Suscité par la demande des entreprises, ce module a une visée à long terme, explique Muriel de Fabrègues, codirectrice de ce master : « Si une entreprise décide de relocaliser une production stratégique en France, par exemple, le DRH doit être en mesure de produire des scénarios avec des coûts associés. Grâce à la data, la fonction RH va être capable de nourrir des schémas ou même d’en proposer. Elle pourra ainsi occuper une position stratégique et être en position d’influencer la stratégie ou d’aider les autres acteurs afin de faciliter sa réalisation. »

Une perspective encore lointaine pour Amanda Souchet, une ancienne étudiante du master du Ciffop.

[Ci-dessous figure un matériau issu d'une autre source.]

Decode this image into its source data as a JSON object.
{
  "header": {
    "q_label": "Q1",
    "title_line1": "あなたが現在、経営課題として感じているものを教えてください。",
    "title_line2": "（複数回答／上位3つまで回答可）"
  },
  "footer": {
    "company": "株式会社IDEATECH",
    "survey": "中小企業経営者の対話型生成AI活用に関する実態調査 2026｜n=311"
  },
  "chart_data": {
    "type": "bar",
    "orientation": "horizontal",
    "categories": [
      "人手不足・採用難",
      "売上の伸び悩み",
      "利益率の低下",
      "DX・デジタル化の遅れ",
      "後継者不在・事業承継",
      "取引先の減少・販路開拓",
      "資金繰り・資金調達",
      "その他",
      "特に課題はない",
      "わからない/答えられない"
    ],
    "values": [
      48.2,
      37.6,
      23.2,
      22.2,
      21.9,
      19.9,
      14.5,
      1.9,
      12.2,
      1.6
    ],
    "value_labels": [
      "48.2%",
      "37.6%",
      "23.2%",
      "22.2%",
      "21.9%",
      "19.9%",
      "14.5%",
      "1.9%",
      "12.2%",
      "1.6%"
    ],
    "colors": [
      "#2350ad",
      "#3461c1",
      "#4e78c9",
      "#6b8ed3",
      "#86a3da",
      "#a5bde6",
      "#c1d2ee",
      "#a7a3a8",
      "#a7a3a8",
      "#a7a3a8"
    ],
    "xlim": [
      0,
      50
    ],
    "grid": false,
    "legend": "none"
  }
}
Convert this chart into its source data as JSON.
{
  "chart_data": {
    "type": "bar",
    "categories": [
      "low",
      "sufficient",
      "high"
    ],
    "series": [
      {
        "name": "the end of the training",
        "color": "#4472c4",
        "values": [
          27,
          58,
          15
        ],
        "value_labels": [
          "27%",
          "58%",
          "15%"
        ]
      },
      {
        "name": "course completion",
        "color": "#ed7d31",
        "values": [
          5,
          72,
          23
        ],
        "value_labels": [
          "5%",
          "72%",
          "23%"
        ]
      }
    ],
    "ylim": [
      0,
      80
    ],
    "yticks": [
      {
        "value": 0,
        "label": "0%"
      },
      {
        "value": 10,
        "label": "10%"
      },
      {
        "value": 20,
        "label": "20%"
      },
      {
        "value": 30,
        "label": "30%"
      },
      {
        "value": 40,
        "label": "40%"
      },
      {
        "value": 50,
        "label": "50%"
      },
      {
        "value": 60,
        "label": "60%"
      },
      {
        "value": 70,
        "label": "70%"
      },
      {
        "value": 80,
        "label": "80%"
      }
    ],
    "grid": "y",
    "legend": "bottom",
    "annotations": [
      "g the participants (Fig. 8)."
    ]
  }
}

Elle occupe depuis peu un poste de HR Analyst dans une entité d’une centaine de collaborateurs d’un grand assureur. En parallèle de missions liées au contrôle de gestion social, elle sera chargée de calculer et analyser les taux d’absentéisme, la pyramide des âges ou l’ancienneté moyenne, mais aussi de contribuer à la gestion des relations sociales en apportant des chiffres lors des négociations d’accords d’intéressement et de participation. « Ces analyses permettront d’établir un état des lieux de l’organisation et de détecter les points d’alerte, explique Amanda Souchet. Cela permettra de voir s’il y a des différences dans les salaires entre femmes et hommes. Ou de détecter une évolution du taux d’absentéisme entre le premier et le second semestres et de s’interroger sur le climat social ou de mener d’autres actions. » Autant de missions qui lui permettront d’engranger une maîtrise de la data et de faire partie de la prochaine génération des DRH, aussi familiers du Code du travail que des données qui circulent dans leur entreprise.